Standards of practice, such as for use of restraints, have also changed. In 1992, between 7.4% and 17% of all hospitalized medical patients were restrained, according to a literature review.24 A 1998 survey of 3 hospitals found the prevalence of restraints still ranged from 3.9% to 8.2% and noted that among the most common reasons reported for using restraints were to prevent patient disruption of therapy, to confine confused patients, and to reduce the number of falls.25 Thus, our study cohort would be more likely to be restrained, even in the current hospital environment, given that 43% of the cohort had altered mental status and that most were at risk for falls because of their poor functional status.26
Nevertheless, even though the use of restraints has declined since the data were collected for this study, this should affect neither the internal validity of the results nor the ability to address the question of what factors predict recovery of ambulatory ability. Indeed, the inclusion of patients on whom restraints are frequently used emphasizes the need for continued diligence in creating a restraint‐free environment in our hospitals. Data about the use of physical therapy services were not available in the study. Therefore, it is unknown to what extent the use of these services encouraged ambulation.

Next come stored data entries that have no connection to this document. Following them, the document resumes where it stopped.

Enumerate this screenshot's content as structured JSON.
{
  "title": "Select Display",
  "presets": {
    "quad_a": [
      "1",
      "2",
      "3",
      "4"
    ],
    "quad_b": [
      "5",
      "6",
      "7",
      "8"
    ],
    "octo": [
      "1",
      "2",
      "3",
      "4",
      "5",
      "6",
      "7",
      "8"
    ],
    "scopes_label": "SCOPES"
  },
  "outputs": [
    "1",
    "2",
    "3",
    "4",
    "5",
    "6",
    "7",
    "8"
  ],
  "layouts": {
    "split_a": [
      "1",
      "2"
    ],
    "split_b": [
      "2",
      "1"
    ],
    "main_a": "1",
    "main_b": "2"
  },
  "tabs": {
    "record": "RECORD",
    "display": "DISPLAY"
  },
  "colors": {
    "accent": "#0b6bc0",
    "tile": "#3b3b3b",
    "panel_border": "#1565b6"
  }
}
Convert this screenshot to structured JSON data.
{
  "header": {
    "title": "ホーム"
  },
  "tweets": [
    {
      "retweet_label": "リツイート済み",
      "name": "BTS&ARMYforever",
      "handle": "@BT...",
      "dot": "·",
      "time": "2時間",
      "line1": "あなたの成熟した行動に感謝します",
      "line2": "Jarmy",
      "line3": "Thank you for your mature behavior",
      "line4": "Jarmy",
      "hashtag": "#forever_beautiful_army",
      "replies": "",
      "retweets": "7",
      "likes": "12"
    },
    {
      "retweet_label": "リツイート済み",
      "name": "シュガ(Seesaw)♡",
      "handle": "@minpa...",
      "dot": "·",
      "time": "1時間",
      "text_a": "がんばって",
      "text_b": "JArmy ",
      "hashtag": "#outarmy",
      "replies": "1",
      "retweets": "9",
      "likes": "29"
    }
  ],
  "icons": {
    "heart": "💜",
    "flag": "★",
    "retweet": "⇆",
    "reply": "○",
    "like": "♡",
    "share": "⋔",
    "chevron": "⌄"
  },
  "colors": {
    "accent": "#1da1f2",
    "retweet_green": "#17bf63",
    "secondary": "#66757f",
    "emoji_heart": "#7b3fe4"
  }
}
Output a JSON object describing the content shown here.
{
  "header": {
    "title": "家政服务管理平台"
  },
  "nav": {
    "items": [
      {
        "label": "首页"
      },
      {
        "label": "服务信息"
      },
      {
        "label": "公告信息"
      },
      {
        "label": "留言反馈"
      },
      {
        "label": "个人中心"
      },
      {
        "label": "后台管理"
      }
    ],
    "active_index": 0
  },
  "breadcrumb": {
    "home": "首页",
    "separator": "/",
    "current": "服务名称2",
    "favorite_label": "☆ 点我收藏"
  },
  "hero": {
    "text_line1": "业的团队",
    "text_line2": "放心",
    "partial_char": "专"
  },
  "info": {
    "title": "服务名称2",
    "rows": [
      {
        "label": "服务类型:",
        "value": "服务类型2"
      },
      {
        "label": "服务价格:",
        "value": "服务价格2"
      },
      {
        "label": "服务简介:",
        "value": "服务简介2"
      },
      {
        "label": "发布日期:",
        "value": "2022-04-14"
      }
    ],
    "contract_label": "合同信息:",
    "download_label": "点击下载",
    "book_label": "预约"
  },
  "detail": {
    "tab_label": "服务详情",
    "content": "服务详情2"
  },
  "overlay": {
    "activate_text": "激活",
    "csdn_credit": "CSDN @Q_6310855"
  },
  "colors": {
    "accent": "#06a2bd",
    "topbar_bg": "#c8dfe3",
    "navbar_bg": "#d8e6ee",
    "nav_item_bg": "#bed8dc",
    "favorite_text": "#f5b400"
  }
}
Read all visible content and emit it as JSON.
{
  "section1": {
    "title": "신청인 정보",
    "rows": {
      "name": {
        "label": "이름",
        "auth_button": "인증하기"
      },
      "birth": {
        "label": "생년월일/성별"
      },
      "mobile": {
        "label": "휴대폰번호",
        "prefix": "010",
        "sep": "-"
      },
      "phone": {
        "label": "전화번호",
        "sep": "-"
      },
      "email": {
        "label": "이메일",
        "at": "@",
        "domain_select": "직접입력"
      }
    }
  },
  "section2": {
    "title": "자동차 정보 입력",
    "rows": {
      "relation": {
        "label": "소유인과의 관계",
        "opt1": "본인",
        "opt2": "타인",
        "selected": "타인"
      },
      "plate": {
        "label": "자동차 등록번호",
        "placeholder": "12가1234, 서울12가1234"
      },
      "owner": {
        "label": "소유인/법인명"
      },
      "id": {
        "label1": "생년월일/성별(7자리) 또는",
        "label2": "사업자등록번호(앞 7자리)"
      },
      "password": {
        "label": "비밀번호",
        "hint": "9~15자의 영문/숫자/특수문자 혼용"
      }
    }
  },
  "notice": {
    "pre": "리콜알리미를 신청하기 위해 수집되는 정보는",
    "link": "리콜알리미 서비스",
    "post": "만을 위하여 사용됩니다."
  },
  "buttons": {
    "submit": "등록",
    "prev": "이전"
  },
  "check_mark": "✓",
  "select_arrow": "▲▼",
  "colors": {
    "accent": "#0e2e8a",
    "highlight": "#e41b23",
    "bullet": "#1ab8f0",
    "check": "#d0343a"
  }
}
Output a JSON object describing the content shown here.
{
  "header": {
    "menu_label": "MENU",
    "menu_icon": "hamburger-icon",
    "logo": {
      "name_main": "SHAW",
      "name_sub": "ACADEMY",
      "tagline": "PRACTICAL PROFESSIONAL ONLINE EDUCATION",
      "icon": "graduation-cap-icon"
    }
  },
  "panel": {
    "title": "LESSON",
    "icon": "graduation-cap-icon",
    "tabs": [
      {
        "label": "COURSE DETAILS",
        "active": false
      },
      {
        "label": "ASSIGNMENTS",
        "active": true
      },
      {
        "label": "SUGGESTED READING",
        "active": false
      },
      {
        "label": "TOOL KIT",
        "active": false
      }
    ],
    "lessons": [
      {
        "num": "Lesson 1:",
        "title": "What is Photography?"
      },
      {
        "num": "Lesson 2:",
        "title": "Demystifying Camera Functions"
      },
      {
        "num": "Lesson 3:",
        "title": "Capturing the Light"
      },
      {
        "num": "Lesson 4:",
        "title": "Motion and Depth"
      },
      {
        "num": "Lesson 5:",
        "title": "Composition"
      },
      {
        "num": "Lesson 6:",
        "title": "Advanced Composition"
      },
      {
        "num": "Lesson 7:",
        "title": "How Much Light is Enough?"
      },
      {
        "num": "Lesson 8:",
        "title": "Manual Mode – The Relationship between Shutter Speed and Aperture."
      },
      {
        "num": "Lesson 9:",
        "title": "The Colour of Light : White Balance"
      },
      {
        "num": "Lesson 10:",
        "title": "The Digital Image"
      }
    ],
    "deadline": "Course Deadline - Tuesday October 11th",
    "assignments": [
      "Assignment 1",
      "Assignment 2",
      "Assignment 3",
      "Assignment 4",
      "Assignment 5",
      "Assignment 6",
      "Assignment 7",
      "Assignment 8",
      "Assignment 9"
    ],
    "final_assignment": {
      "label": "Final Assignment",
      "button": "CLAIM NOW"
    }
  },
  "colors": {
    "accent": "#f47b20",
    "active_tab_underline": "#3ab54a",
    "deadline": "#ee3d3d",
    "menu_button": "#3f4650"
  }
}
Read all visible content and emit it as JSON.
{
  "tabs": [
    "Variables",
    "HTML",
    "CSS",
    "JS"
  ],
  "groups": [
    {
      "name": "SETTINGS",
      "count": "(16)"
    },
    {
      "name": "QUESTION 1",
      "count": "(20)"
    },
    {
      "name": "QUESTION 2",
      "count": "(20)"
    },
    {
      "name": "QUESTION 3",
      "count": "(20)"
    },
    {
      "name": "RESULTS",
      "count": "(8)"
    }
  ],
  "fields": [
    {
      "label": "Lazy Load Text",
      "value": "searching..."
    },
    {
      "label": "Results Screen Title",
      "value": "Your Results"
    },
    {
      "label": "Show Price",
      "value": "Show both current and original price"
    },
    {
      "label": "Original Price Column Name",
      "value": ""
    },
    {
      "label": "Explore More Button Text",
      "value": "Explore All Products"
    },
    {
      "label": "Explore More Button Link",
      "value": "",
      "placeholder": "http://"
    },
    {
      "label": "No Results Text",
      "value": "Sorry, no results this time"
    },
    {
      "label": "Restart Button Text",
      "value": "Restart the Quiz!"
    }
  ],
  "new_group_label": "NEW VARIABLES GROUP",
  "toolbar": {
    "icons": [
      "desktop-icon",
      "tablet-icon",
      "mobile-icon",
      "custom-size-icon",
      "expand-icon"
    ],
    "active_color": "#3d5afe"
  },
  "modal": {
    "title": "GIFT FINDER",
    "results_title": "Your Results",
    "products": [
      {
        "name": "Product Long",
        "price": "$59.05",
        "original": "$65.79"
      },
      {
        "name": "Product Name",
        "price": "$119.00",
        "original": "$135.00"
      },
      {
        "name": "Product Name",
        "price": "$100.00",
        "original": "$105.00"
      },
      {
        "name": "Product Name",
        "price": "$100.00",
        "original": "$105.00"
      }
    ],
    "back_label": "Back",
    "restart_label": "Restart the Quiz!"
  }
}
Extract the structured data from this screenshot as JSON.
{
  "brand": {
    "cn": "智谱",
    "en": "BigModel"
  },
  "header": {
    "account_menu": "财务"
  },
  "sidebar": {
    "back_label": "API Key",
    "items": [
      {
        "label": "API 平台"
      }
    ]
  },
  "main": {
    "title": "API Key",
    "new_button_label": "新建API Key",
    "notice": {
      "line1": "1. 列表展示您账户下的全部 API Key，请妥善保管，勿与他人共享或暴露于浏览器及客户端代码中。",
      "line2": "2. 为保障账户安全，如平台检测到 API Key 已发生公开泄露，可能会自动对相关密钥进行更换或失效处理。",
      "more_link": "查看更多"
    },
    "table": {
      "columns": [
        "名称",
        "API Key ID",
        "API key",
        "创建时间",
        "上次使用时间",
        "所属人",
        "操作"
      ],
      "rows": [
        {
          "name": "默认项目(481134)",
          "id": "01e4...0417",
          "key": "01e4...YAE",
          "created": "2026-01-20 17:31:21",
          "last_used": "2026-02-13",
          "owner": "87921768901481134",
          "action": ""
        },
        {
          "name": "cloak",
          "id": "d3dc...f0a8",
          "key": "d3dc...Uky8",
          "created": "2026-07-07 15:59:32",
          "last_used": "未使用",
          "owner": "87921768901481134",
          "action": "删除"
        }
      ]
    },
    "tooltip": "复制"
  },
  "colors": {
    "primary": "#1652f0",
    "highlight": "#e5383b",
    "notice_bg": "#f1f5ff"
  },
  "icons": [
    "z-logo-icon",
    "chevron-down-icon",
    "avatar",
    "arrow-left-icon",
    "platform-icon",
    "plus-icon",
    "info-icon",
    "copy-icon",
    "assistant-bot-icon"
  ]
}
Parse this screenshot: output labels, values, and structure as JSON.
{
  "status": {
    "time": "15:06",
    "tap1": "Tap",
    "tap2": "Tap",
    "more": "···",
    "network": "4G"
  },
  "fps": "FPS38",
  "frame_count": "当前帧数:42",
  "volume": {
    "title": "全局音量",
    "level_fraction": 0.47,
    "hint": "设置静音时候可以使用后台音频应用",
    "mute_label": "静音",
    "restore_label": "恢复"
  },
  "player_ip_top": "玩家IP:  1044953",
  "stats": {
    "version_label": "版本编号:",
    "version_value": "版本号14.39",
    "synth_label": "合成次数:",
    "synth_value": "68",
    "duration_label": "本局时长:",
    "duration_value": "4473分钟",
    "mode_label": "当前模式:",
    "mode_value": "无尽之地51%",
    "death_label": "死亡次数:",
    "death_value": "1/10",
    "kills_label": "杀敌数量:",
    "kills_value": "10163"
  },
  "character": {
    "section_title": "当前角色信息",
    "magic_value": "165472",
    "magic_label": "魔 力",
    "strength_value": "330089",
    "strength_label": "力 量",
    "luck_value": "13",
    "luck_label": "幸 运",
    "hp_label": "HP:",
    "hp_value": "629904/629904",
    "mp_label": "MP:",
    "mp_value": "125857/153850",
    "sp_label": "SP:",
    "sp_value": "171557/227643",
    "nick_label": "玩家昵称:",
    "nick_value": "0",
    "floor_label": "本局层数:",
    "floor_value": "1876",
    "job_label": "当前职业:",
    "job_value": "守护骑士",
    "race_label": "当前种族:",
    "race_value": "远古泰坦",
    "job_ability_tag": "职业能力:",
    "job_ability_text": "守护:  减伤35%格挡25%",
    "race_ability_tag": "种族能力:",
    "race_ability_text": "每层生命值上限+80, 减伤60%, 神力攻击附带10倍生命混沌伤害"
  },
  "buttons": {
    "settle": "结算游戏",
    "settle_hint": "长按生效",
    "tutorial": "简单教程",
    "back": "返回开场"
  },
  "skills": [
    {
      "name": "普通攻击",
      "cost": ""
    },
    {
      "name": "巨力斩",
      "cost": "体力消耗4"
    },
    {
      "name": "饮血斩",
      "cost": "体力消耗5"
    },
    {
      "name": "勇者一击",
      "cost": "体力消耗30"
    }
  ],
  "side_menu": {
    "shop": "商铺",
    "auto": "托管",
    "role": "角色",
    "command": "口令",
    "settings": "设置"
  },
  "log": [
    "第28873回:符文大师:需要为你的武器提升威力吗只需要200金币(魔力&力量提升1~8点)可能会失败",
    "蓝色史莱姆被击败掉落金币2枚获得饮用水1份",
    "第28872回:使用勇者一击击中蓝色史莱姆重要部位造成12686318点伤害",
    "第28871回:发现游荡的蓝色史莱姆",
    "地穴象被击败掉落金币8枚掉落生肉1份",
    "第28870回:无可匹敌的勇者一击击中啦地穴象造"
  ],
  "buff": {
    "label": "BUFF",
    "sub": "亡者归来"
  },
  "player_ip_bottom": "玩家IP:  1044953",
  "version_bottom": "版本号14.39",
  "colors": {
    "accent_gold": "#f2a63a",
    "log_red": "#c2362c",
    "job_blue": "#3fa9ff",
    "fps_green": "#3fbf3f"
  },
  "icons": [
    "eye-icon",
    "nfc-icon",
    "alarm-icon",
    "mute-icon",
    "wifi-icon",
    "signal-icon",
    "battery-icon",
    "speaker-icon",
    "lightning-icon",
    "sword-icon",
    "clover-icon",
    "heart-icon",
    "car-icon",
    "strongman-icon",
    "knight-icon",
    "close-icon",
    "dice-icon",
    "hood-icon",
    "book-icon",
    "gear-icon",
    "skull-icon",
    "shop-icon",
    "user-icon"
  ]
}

In this observational study, we found 6 factors associated with regaining ambulatory ability among hospitalized patients who had significant activity limitations and functional dependence on admission. These findings suggest predictors easily assessed by the hospitalist physician can help to identify those patients most likely to recover ambulatory ability prior to discharge. It also demonstrates the importance of mobility in maintaining function, given that many of the predictors are factors that either impede mobility such as restraints and urinary catheters or measure mobility such as admission bed mobility. Last, recognizing physician‐rated life expectancy as a strong independent predictor of recovery of ambulatory ability should encourage hospitalist physicians to continue to use their greatest tool, their clinical judgment, to determine who will recover ambulatory ability.
As most of these predictors can be identified on admission or shortly thereafter, these factors may be useful in helping physicians and other health care providers to predict the potential patients have to recover ambulatory ability. This information may help physicians identify patients who might benefit from early mobility programs, placement on hospital units where mobility will be enhanced, or the early initiation of discharge planning for those patients identified as unlikely to regain ambulation ability. In addition, addressing factors that are potentially modifiable, such as low bed mobility and the use of urinary catheters and restraints may not only improve the chance of recovering ambulatory ability but would also improve the quality of care provided to older patients.